← Back to context

Comment by reqo

1 year ago

> This ‘goal drift’ means that agents, or tasks done in a sequence with iteration, get less reliable. It ‘forgets’ where to focus, because its attention is not selective nor dynamic.

I don't know if I agree with this. The attention module is specifically designed to be selective and dynamic, otherwise it would not be much different than a word embedding (look up "soft" weights vs "hard" weights [1]). I think deep learning should not be confused with deep RL. LLMs are autoregressive models which means that they are trained to predict the next token and that is all they do. The next token is not necessarily the most reasonable (this is why datasets are super important for better performance). Deep RL models on the other hand, seem to be excellent at agency and decision making (although in restricted environment), because they are trained to do so.
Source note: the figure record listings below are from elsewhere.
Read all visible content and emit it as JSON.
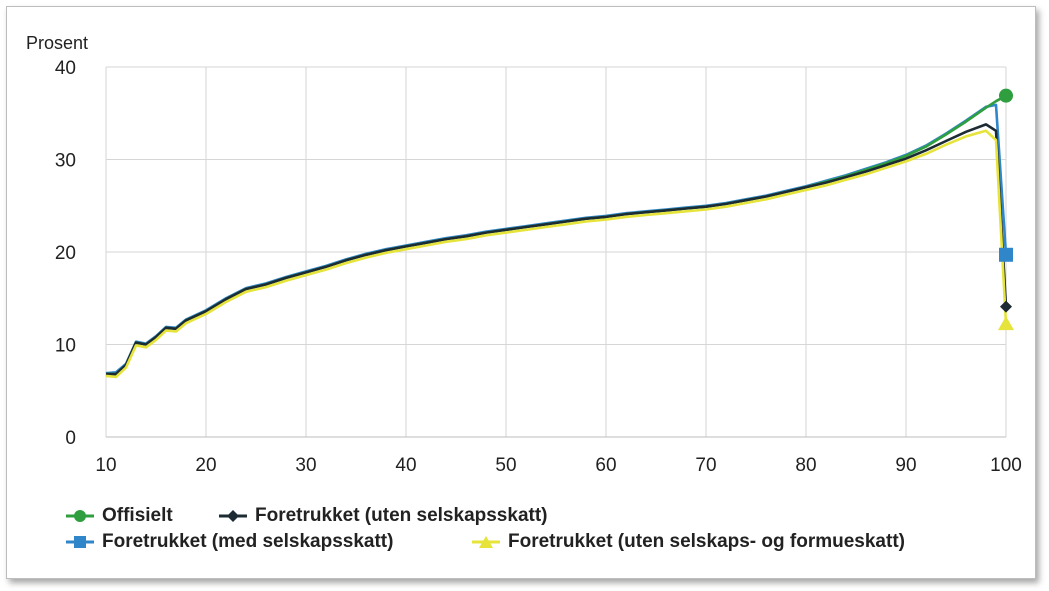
{
  "chart_data": {
    "type": "line",
    "ylabel": "Prosent",
    "xlim": [
      10,
      100
    ],
    "ylim": [
      0,
      40
    ],
    "xticks": [
      10,
      20,
      30,
      40,
      50,
      60,
      70,
      80,
      90,
      100
    ],
    "yticks": [
      0,
      10,
      20,
      30,
      40
    ],
    "grid": true,
    "legend_position": "bottom",
    "series": [
      {
        "name": "Offisielt",
        "color": "#2e9e3e",
        "marker": "circle",
        "x": [
          10,
          11,
          12,
          13,
          14,
          15,
          16,
          17,
          18,
          20,
          22,
          24,
          26,
          28,
          30,
          32,
          34,
          36,
          38,
          40,
          42,
          44,
          46,
          48,
          50,
          52,
          54,
          56,
          58,
          60,
          62,
          64,
          66,
          68,
          70,
          72,
          74,
          76,
          78,
          80,
          82,
          84,
          86,
          88,
          90,
          92,
          94,
          96,
          98,
          99,
          100
        ],
        "y": [
          6.8,
          6.8,
          7.8,
          10.2,
          10.0,
          10.8,
          11.8,
          11.7,
          12.6,
          13.6,
          14.9,
          16.0,
          16.5,
          17.2,
          17.8,
          18.4,
          19.1,
          19.7,
          20.2,
          20.6,
          21.0,
          21.4,
          21.7,
          22.1,
          22.4,
          22.7,
          23.0,
          23.3,
          23.6,
          23.8,
          24.1,
          24.3,
          24.5,
          24.7,
          24.9,
          25.2,
          25.6,
          26.0,
          26.5,
          27.0,
          27.6,
          28.2,
          28.9,
          29.6,
          30.4,
          31.4,
          32.7,
          34.1,
          35.6,
          36.3,
          36.9
        ]
      },
      {
        "name": "Foretrukket (uten selskapsskatt)",
        "color": "#1d2b33",
        "marker": "diamond",
        "x": [
          10,
          11,
          12,
          13,
          14,
          15,
          16,
          17,
          18,
          20,
          22,
          24,
          26,
          28,
          30,
          32,
          34,
          36,
          38,
          40,
          42,
          44,
          46,
          48,
          50,
          52,
          54,
          56,
          58,
          60,
          62,
          64,
          66,
          68,
          70,
          72,
          74,
          76,
          78,
          80,
          82,
          84,
          86,
          88,
          90,
          92,
          94,
          96,
          98,
          99,
          100
        ],
        "y": [
          6.8,
          6.8,
          7.8,
          10.2,
          10.0,
          10.8,
          11.8,
          11.7,
          12.6,
          13.6,
          14.9,
          16.0,
          16.5,
          17.2,
          17.8,
          18.4,
          19.1,
          19.7,
          20.2,
          20.6,
          21.0,
          21.4,
          21.7,
          22.1,
          22.4,
          22.7,
          23.0,
          23.3,
          23.6,
          23.8,
          24.1,
          24.3,
          24.5,
          24.7,
          24.9,
          25.2,
          25.6,
          26.0,
          26.5,
          27.0,
          27.5,
          28.1,
          28.7,
          29.4,
          30.1,
          31.0,
          32.0,
          33.0,
          33.8,
          33.1,
          14.1
        ]
      },
      {
        "name": "Foretrukket (med selskapsskatt)",
        "color": "#2f86c8",
        "marker": "square",
        "x": [
          10,
          11,
          12,
          13,
          14,
          15,
          16,
          17,
          18,
          20,
          22,
          24,
          26,
          28,
          30,
          32,
          34,
          36,
          38,
          40,
          42,
          44,
          46,
          48,
          50,
          52,
          54,
          56,
          58,
          60,
          62,
          64,
          66,
          68,
          70,
          72,
          74,
          76,
          78,
          80,
          82,
          84,
          86,
          88,
          90,
          92,
          94,
          96,
          98,
          99,
          100
        ],
        "y": [
          6.9,
          7.0,
          7.9,
          10.3,
          10.1,
          10.9,
          11.9,
          11.8,
          12.7,
          13.7,
          15.0,
          16.1,
          16.6,
          17.3,
          17.9,
          18.5,
          19.2,
          19.8,
          20.3,
          20.7,
          21.1,
          21.5,
          21.8,
          22.2,
          22.5,
          22.8,
          23.1,
          23.4,
          23.7,
          23.9,
          24.2,
          24.4,
          24.6,
          24.8,
          25.0,
          25.3,
          25.7,
          26.1,
          26.6,
          27.1,
          27.7,
          28.3,
          29.0,
          29.7,
          30.5,
          31.5,
          32.8,
          34.2,
          35.7,
          35.9,
          19.7
        ]
      },
      {
        "name": "Foretrukket (uten selskaps- og formueskatt)",
        "color": "#e6e33a",
        "marker": "triangle",
        "x": [
          10,
          11,
          12,
          13,
          14,
          15,
          16,
          17,
          18,
          20,
          22,
          24,
          26,
          28,
          30,
          32,
          34,
          36,
          38,
          40,
          42,
          44,
          46,
          48,
          50,
          52,
          54,
          56,
          58,
          60,
          62,
          64,
          66,
          68,
          70,
          72,
          74,
          76,
          78,
          80,
          82,
          84,
          86,
          88,
          90,
          92,
          94,
          96,
          98,
          99,
          100
        ],
        "y": [
          6.6,
          6.5,
          7.5,
          9.9,
          9.7,
          10.5,
          11.5,
          11.4,
          12.3,
          13.3,
          14.6,
          15.7,
          16.2,
          16.9,
          17.5,
          18.1,
          18.8,
          19.4,
          19.9,
          20.3,
          20.7,
          21.1,
          21.4,
          21.8,
          22.1,
          22.4,
          22.7,
          23.0,
          23.3,
          23.5,
          23.8,
          24.0,
          24.2,
          24.4,
          24.6,
          24.9,
          25.3,
          25.7,
          26.2,
          26.7,
          27.2,
          27.8,
          28.4,
          29.1,
          29.8,
          30.6,
          31.6,
          32.5,
          33.1,
          32.1,
          12.2
        ]
      }
    ]
  }
}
[1] https://en.wikipedia.org/wiki/Attention_(machine_learning)

LLMs are fine-tuned with RL too. They are NOT simply next token predictors. RLHF uses whole answers at once to generate gradients, so it is looking further into the future. This might not be perfect but it is clearly more than focusing just 1 token ahead.

In the future the RL part of LLM training will increase a lot. Why am I saying this? There are two sources for learning - the past and the present. Training on human text is using past data, that is off-policy. But training on interactive data is on-policy. There is nothing we know that doesn't come from the environment. What is not written in any books must be learned from outside.

That is why I think supervised pre-training from human text is just half the story and RL based agent learning, interactivity in other words, is the next step. The two feed on which intelligence stands are language (past experience) and environment (present experience). We can't get ahead without both of them.

AlphaZero showed what an agent can learn from an environment alone, and LLMs show what they can learn from humans. But the world is big, there are plenty of environments that can provide learning signal, in other words feedback to LLMs.